Ce que je préfère en enfer, c’est les plaines.
Immenses, qui peuvent recouvrir des centaines de kilomètres. J’aime défaire les lanières de mes épaisses chaussures et fouler l’herbe du bout des pieds. Ces étendues existent parce que les villes n’existent pas. En tout cas beaucoup moins que sur Terre. Les grands espaces sont aussi dus à la fabrique même de cet univers. Chaque brin d’herbe, chaque bouffée d’oxygène, tout est composé de fragments d’âmes. L’enfer c’est ça, pas une endroit abominable à la géographie volcanique, mais une terre cousue d’âmes. Chaque nouvel arrivant finira par alimenter l’existant, sera digéré de l’intérieur et converti en quelques centimètres carrées supplémentaires. Le domaine des enfers est en expansion permanente, et nous sommes les briques des futures plaines, forêts, montagnes et océans. Je range mes chausses dans mon grand sac à dos troué, si rempli qu’il pousse mon épaule à craquer à chaque fois que je le renfile. Puis, les doigts de pieds caressés par la brise, je reprends ma route.
Tout le monde arrive en bon état en enfer. Les braqueurs ont les trous dans l’abdomen recousus, les alcooliques qui battaient leurs femmes ont le nez blanc et les criminels de guerre nazis n’ont plus besoin de leur respirateur. Cela ressemble à une seconde chance, mais avec tout plein de petits caractères. S’il est impossible de mourir en enfer, on peut pourrir. Portrait de Dorian Gray vivant, le lieu vous déforme physiquement à chaque vice exercé. Battez vous et vos muscles se couvriront petit à petit de protubérances grotesques, jusqu’à ce que les bras s’allongent, deviennent des horreurs accrochées à un corps qui souffre. Le viol putréfie le sexe, le cannibalisme fait surgir de nouvelles rangées de dents et ainsi de suite. Voilà ce que l’on nomme des démons : ceux que leur vices ont déformés au point d’être méconnaissables. Ceux d’ont l’humanité et l’âme ont été pressées jusqu’à extraire la dernière goutte, contribuant à l’expansion territoriale de l’enfer.

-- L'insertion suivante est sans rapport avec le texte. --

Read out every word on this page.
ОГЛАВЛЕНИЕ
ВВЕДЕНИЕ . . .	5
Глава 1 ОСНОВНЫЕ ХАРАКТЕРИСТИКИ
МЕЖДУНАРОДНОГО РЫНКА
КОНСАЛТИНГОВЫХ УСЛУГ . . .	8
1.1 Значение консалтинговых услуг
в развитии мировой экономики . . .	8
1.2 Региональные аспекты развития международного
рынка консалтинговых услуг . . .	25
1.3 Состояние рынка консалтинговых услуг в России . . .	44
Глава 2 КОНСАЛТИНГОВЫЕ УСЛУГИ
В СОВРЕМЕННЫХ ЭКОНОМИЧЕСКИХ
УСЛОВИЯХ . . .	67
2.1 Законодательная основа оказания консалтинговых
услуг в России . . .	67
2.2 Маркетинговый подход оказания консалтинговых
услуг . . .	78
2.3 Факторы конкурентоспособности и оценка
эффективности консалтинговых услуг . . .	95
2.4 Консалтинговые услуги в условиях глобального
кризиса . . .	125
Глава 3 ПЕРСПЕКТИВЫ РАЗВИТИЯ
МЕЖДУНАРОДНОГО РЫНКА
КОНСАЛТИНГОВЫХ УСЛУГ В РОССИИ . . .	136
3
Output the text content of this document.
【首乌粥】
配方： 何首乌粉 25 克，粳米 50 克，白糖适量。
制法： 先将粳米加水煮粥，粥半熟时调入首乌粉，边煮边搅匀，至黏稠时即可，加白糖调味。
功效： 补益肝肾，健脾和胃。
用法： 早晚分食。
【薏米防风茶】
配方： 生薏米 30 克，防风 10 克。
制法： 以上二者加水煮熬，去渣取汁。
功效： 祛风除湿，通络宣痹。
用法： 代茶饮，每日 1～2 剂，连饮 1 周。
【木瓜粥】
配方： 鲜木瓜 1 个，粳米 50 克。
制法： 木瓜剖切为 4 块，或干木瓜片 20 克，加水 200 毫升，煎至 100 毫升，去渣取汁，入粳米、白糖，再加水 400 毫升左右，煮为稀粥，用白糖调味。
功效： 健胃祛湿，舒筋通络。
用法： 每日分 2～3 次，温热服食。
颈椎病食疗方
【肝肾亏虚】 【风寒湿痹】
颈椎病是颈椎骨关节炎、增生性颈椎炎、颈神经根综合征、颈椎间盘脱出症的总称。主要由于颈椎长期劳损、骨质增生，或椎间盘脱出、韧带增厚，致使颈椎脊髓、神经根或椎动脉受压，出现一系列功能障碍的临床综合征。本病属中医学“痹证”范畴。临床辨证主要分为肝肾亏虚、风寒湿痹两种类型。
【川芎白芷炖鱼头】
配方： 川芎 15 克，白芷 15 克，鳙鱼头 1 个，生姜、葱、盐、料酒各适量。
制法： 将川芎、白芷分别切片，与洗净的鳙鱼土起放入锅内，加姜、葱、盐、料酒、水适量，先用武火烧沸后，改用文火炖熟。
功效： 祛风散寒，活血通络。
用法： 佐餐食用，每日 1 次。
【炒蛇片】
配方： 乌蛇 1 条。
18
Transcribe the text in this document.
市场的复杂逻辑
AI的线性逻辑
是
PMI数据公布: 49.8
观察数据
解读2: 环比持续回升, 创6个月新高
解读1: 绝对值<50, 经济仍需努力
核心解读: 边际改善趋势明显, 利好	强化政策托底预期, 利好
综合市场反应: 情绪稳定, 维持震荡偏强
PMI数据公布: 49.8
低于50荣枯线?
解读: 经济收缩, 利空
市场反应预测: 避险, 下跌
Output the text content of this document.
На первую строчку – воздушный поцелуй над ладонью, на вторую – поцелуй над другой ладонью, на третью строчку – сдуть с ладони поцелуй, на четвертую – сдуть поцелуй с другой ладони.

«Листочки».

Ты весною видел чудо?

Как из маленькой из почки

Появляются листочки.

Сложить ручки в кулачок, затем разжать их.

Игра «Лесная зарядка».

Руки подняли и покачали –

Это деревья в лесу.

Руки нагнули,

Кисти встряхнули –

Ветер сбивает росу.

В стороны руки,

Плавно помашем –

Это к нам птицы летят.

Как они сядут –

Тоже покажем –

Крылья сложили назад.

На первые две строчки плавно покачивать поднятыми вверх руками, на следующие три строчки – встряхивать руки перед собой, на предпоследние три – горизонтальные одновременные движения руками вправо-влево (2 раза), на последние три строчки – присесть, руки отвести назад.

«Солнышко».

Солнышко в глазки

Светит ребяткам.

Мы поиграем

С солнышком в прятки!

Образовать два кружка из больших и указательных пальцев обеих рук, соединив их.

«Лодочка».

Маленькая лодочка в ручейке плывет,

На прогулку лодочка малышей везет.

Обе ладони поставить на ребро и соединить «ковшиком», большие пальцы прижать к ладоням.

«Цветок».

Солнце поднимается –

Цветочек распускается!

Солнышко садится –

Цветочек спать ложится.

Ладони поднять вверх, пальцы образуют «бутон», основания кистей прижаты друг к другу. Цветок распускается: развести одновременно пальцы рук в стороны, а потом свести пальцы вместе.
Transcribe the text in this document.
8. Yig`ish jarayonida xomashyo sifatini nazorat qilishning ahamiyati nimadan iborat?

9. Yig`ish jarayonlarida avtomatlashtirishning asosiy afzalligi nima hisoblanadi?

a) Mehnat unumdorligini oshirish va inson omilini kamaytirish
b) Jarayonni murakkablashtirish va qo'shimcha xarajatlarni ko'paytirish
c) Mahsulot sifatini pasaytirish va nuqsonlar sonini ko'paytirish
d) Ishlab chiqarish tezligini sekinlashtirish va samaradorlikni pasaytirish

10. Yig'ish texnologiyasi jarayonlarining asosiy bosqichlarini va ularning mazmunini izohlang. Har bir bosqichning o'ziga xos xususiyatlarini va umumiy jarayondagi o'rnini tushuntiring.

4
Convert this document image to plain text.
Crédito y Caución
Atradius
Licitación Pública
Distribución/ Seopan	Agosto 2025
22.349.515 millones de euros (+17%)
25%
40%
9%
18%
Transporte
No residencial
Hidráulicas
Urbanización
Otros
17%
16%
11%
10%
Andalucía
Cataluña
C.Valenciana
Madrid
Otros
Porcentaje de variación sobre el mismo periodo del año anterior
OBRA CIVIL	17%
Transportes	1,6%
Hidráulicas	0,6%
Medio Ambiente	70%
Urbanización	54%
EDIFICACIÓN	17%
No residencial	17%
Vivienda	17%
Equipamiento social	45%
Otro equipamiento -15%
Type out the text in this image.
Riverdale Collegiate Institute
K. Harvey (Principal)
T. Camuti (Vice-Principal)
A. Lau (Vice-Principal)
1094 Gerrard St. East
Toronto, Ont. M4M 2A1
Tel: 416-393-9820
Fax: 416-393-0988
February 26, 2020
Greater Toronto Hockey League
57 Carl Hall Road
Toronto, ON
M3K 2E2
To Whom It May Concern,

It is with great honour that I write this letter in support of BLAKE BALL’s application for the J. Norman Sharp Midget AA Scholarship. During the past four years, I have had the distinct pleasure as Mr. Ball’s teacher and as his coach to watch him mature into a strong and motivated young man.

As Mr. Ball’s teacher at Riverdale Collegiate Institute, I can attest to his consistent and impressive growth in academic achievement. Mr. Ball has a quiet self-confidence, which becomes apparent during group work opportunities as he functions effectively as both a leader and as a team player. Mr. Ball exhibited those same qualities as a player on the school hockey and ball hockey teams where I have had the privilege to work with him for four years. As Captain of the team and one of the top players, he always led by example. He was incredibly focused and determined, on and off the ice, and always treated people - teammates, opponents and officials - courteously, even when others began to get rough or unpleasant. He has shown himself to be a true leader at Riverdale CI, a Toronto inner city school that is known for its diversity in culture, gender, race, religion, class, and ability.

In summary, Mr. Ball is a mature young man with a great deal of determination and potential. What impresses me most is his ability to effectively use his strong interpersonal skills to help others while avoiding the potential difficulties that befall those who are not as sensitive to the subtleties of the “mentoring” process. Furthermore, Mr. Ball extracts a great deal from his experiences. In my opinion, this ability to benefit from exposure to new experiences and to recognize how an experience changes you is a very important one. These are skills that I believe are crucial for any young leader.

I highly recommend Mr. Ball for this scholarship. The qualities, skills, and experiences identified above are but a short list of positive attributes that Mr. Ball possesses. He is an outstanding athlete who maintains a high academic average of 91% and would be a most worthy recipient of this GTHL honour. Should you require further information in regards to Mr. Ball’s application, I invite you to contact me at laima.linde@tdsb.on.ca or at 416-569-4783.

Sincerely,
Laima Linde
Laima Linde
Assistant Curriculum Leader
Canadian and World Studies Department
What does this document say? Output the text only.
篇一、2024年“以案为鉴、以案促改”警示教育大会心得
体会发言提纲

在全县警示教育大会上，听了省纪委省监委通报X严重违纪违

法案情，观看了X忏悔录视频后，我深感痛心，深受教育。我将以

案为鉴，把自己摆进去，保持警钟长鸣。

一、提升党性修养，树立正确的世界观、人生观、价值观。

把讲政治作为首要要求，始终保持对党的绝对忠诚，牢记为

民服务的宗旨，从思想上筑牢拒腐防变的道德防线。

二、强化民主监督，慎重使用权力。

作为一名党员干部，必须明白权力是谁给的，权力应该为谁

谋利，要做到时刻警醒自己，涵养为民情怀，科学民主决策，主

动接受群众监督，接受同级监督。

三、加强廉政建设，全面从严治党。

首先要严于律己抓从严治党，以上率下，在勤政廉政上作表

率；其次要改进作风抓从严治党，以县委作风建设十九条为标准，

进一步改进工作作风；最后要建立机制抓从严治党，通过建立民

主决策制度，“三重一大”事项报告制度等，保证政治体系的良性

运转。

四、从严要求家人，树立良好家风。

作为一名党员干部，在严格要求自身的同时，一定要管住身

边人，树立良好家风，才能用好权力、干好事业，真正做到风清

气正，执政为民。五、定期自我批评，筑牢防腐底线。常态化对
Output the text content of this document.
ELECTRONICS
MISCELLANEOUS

La patron n’est sommes toute qu’un propriétaire terrien un peu trop gourmand qui se complaît dans un système bien huilé. Chaque vente d’âme en plus des “naturels” étend un peu plus son domaine, participe à la création de nouveaux brins d’herbe sous mes pieds. Les plus malins ont tenté de créer des villages, en fortifiant leurs frontières et en instaurant des règles strictes pour éviter le pourrissement de l’intérieur. Mais les habitants des lieux ne sont guères capables de discipline, et finissent forcément par déraper, et déclencher un cycle destructeur. Quelques cités tiennent encore, régies d’une main de fer aussi longtemps que possible. Les mieux gérées réussissent même à produire un semblant d’industrie : du fer, des outils qui seront troqués avec les voyageurs. D’autres sont habités à par des démons et ressemblent le plus à ce que l’on pouvait s’imaginer de notre vivant. En ce qui me concerne, j’ai tenté de passer quelques temps dans un de ces enclos, mais je n’ai pas pu me satisfaire d’attendre mon heure, encore. J’ai préféré reprendre la route et explorer.
Rester seul m’aura permis de ne pas trop dégénérer. Je me supporte mieux si je n’ai pas à supporter les autres. Ma barbe est mal taillée et mes cheveux gras tombent régulièrement sur mon visage, mais je suis à peu près en bon état. Pour autant que cela fasse dix années que j’arpente ces terres. J’aime les plaines parce qu’il en reste trop peu sur Terre, mais j’apprécie surtout de voir arriver le potentiel ennemi à l’avance. Rodeur, cannibale ou monstre démoniaque, ils ne peuvent me surprendre et le peu qui tentent l’affrontement ont tous gouté mon fer.
L’autre avantage des plaines, c’est que je distingue mon objectif de loin. , parfois à plusieurs jours de marche de sa position. D’un pas lent mais décidé, je poursuis ma route jusqu’au petit campement dont le feu éclaire l’horizon.